Formally named mountain groups include:
- Homerun Range, a northwest-trending range, 28 nmi long and 2 to 7 nmi wide, east of Everett Range at the heads of the Ebbe Glacier and Tucker Glacier.
- Robinson Heights are the mainly ice-covered heights 2,170 m, elliptical in plan and 15 nmi long, which rise south of Anare Pass and form the northwest end of the Admiralty Mountains.
- Findlay Range , a range lying parallel to and west of Lyttelton Range, extending between Grigg Peak and Sorensen Peak.
- Lyttelton Range, a narrow northwest-trending mountain range located south of Dunedin Range. The range is 16 nmi long and forms the western wall of the upper part of the Dennistoun Glacier.
- Dunedin Range, a northwest-trending mountain range, 23 nmi long and 2 to 4 nmi wide. It is located 5 nmi east of Lyttelton Range.

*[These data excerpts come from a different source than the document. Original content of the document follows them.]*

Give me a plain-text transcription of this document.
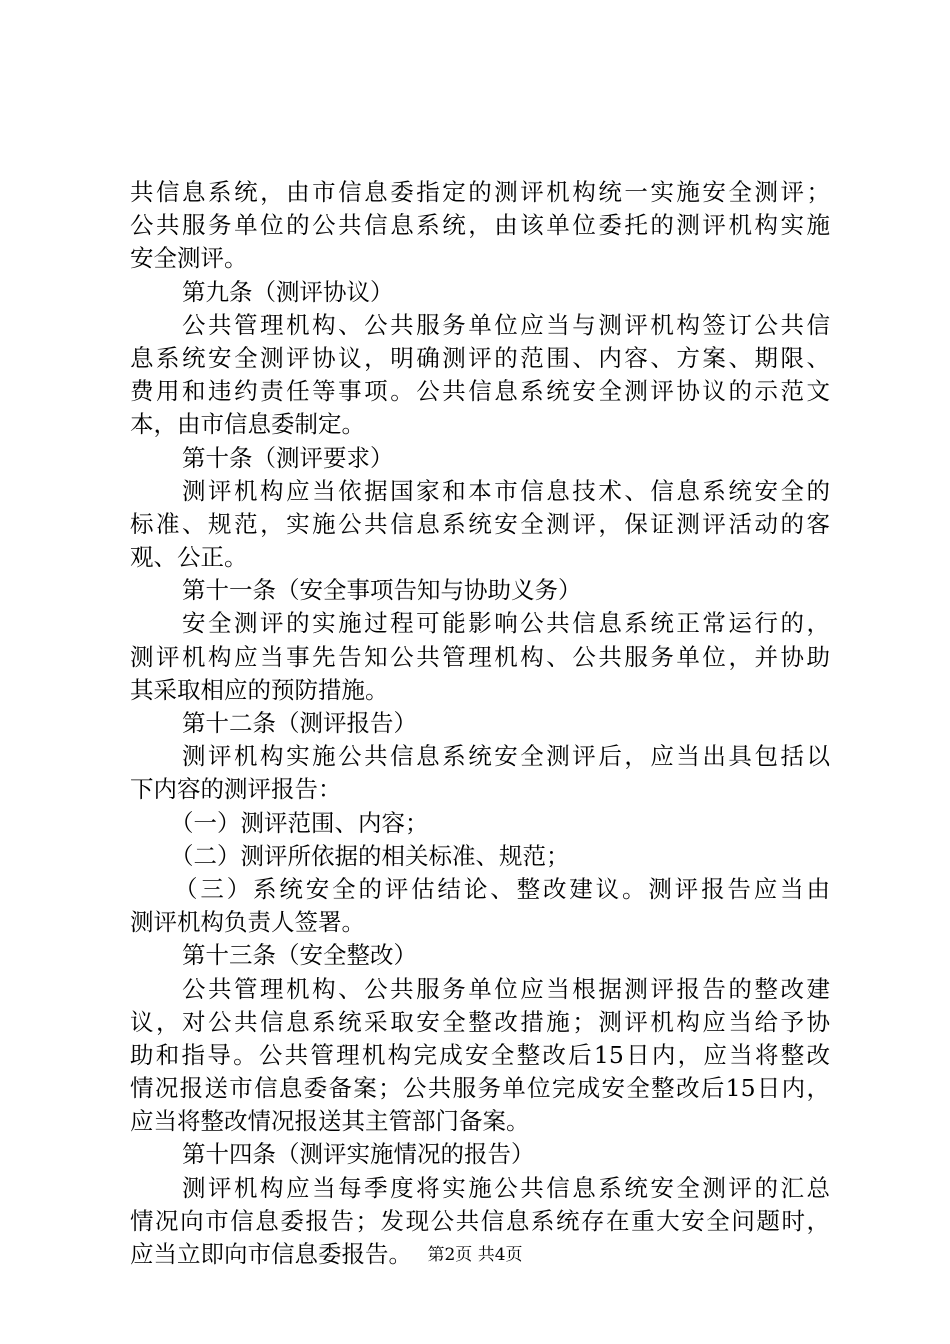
共信息系统，由市信息委指定的测评机构统一实施安全测评；
公共服务单位的公共信息系统，由该单位委托的测评机构实施
安全测评。
第九条（测评协议）
公共管理机构、公共服务单位应当与测评机构签订公共信
息系统安全测评协议，明确测评的范围、内容、方案、期限、
费用和违约责任等事项。公共信息系统安全测评协议的示范文
本，由市信息委制定。
第十条（测评要求）
测评机构应当依据国家和本市信息技术、信息系统安全的
标准、规范，实施公共信息系统安全测评，保证测评活动的客
观、公正。
第十一条（安全事项告知与协助义务）
安全测评的实施过程可能影响公共信息系统正常运行的，
测评机构应当事先告知公共管理机构、公共服务单位，并协助
其采取相应的预防措施。
第十二条（测评报告）
测评机构实施公共信息系统安全测评后，应当出具包括以
下内容的测评报告：
（一）测评范围、内容；
（二）测评所依据的相关标准、规范；
（三）系统安全的评估结论、整改建议。测评报告应当由
测评机构负责人签署。
第十三条（安全整改）
公共管理机构、公共服务单位应当根据测评报告的整改建
议，对公共信息系统采取安全整改措施；测评机构应当给予协
助和指导。公共管理机构完成安全整改后15日内，应当将整改
情况报送市信息委备案；公共服务单位完成安全整改后15日内，
应当将整改情况报送其主管部门备案。
第十四条（测评实施情况的报告）
测评机构应当每季度将实施公共信息系统安全测评的汇总
情况向市信息委报告；发现公共信息系统存在重大安全问题时，
应当立即向市信息委报告。 第2页 共4页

- McGregor Range , a mountain range 13 nmi long in the south-central Admiralty Mountains. The range is circumscribed by the flow of the Tucker Glacier, Leander Glacier, Fitch Glacier and Man-o-War Glacier.

Mountains that are in the center of an unnamed mountain group include:
- Mount Minto, a lofty, mostly ice-free mountain rising to 4,165 m, located 2.5 nmi east of Mount Adam in the central portion of the Admiralty Mountains.
- Mount Francis, a massive, ridgelike mountain, 2,610 m high, that overlooks Tucker Glacier from the north, standing between Tyler Glacier and Staircase Glacier.
- Mount Chider, a notable mountain, 3,110 m high, standing 2 nmi southeast of Mount Hart.
- Slagle Ridge, a high and massive snow-covered ridge between Slone Glacier and Burnette Glacier.